I'm trying to capture the amount of time a particular host is idle. I can do that in a timechart easily enough but I can't get a summary of that data to work. I have the following:
index=jobs sourcetype=active_jobs | timechart span=1s distinct_count(jobId) as jobCount by host
Which works fine but includes all results. If I add a | where jobCount=0
then I get no results. If I remove the by host
but add the
| where jobCount=0
then I get the correct count but with out the ability to group by host.
What I'm trying to do is then summarize that data into something to say:
host1 had 100 seconds with no events
host2 had 496 seconds with no events
host3 had 126 seconds with no events
I've tried buckets, xyseries, chart, stats and I can't seem to get it right. Seems to me a |stats count by host
should do the trick but it results in 0 events
You are trying to count the times a dog did not bark.
Try this - For each job that runs, produce a record showing start time and end time. Then break that into two records, a +1 record for start and a -1 record for end. Next, use streamstats
or accum
to count the +1s and -1s, and filter for records where the accumulated count is <=0.

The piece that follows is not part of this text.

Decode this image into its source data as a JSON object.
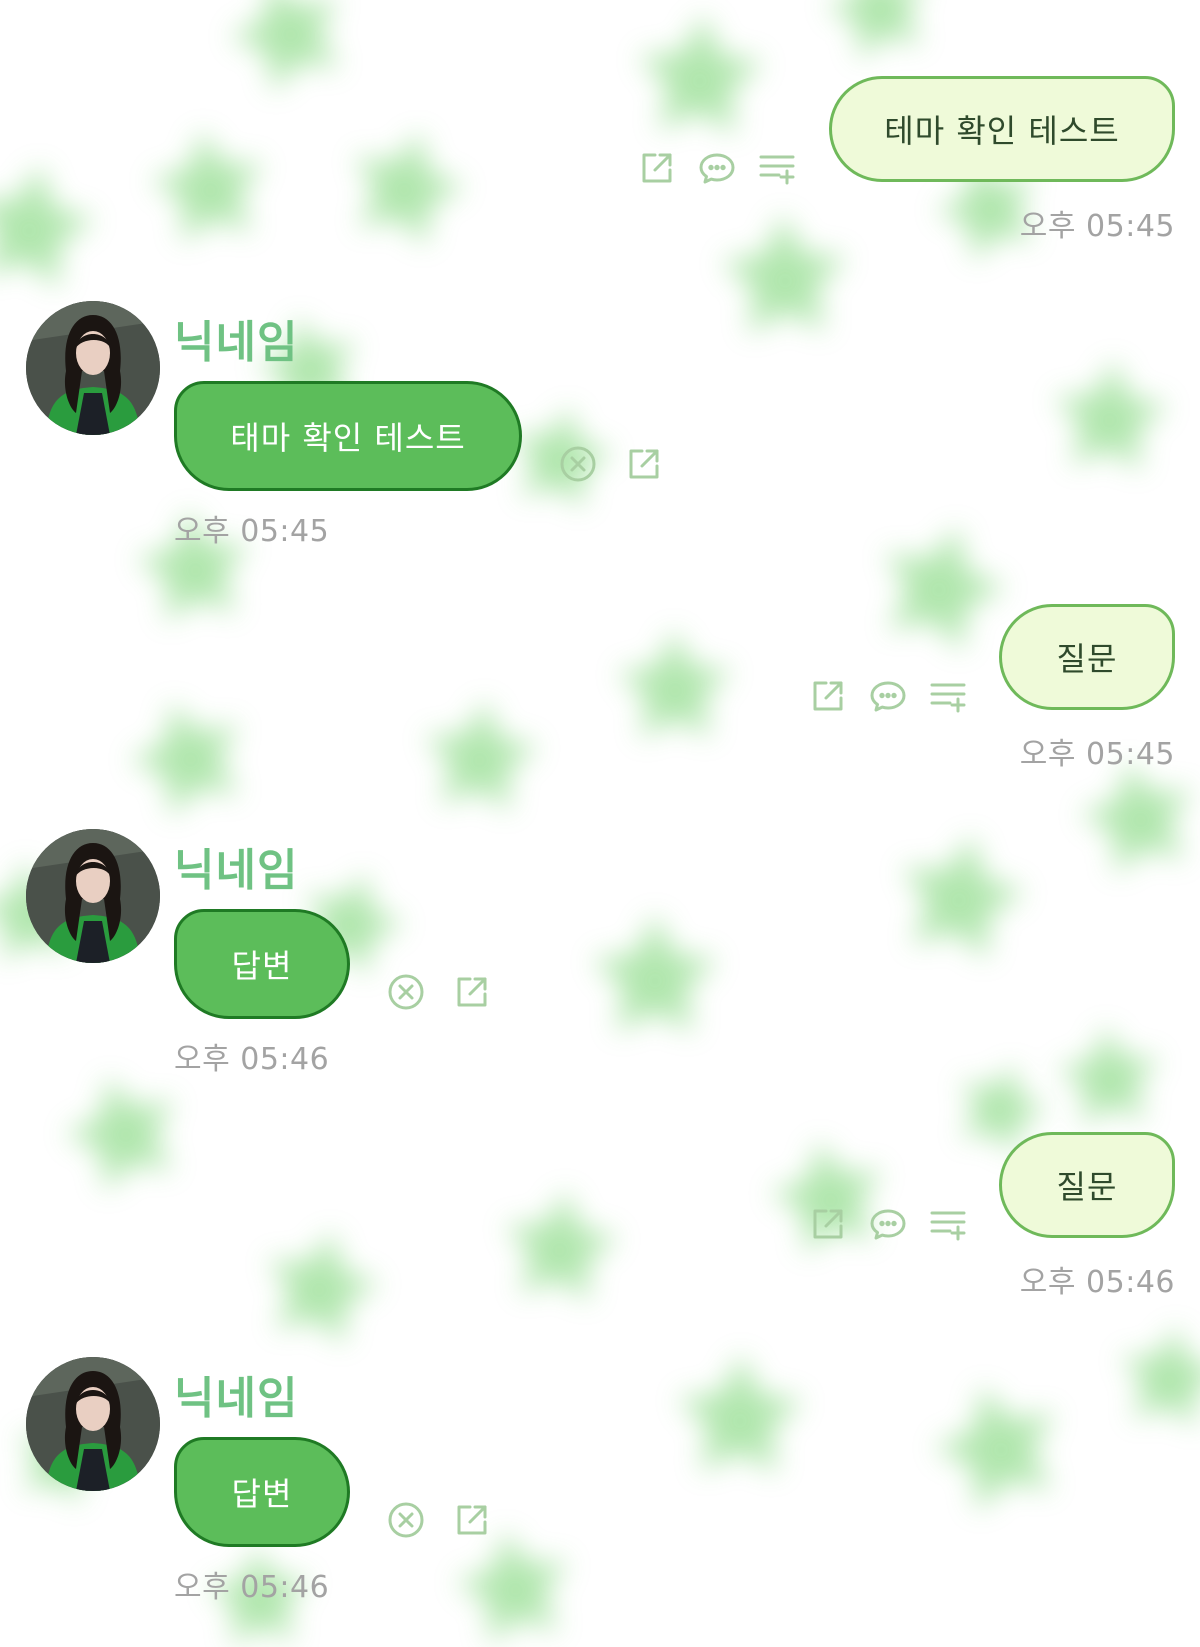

(your search that produces every job's startTime and endTime in epoch format for every host)
| eval mydata=startTime.",+1 ".endTime.",-1"
| table host mydata
| makemv mydata
| mvexpand mydata
| makemv delim="," mydata
| eval _time=mvindex(mydata,0)
| eval jobcount=mvindex(mydata,1)
| table _time host jobcount
Records are normally returned most recent first, so we need to sort them into order before we run our accum
. We include host
in the sort fields because it will make the streamstats
slightly more efficient.
| sort 0 host _time
| streamstats sum(jobcount) as netcount by host
Now, if any records have netcount<0, then it means you started at a point where a job was already running and caught the end of the job but not the start. That should not happen, but if it does you just fix your base search to only put out jobs for both the start and end time records. You can start a bit before the time frame you are interested in, and end a bit after, but you need to make sure the starts and ends are paired. Any idle times will therefore have a netcount of exactly 0.
However, before we filter for that, we need to know how long the netcount of 0 condition lasted. The delta
command gives us the difference between a record and the previous record, so we need to reverse the order so that the more recent record, that ended the idle duration, is seen first.
| reverse
| delta _time as duration
| eval duration=-duration
| where netcount<=0
The above would work for a single host. However, delta
doesn't have a by *fieldname*
option, so here's my workaround. The streamstats
command allows window
and by *fieldname*
, and the average of the current _time
and the prior _time
is halfway between the two, so twice the difference is the duration. This is the earlier event, so _time
is less than avgtime
.
| reverse
| streamstats window=2 global=t avg(_time) as avgtime by host
| eval duration=2*(avgtime-_time)
And now we're ready to get your stats...
| where netcount<=0
| stats sum(duration) as idletime by host
You are trying to count the times a dog did not bark.
Try this - For each job that runs, produce a record showing start time and end time. Then break that into two records, a +1 record for start and a -1 record for end. Next, use streamstats
or accum
to count the +1s and -1s, and filter for records where the accumulated count is <=0.
(your search that produces every job's startTime and endTime in epoch format for every host)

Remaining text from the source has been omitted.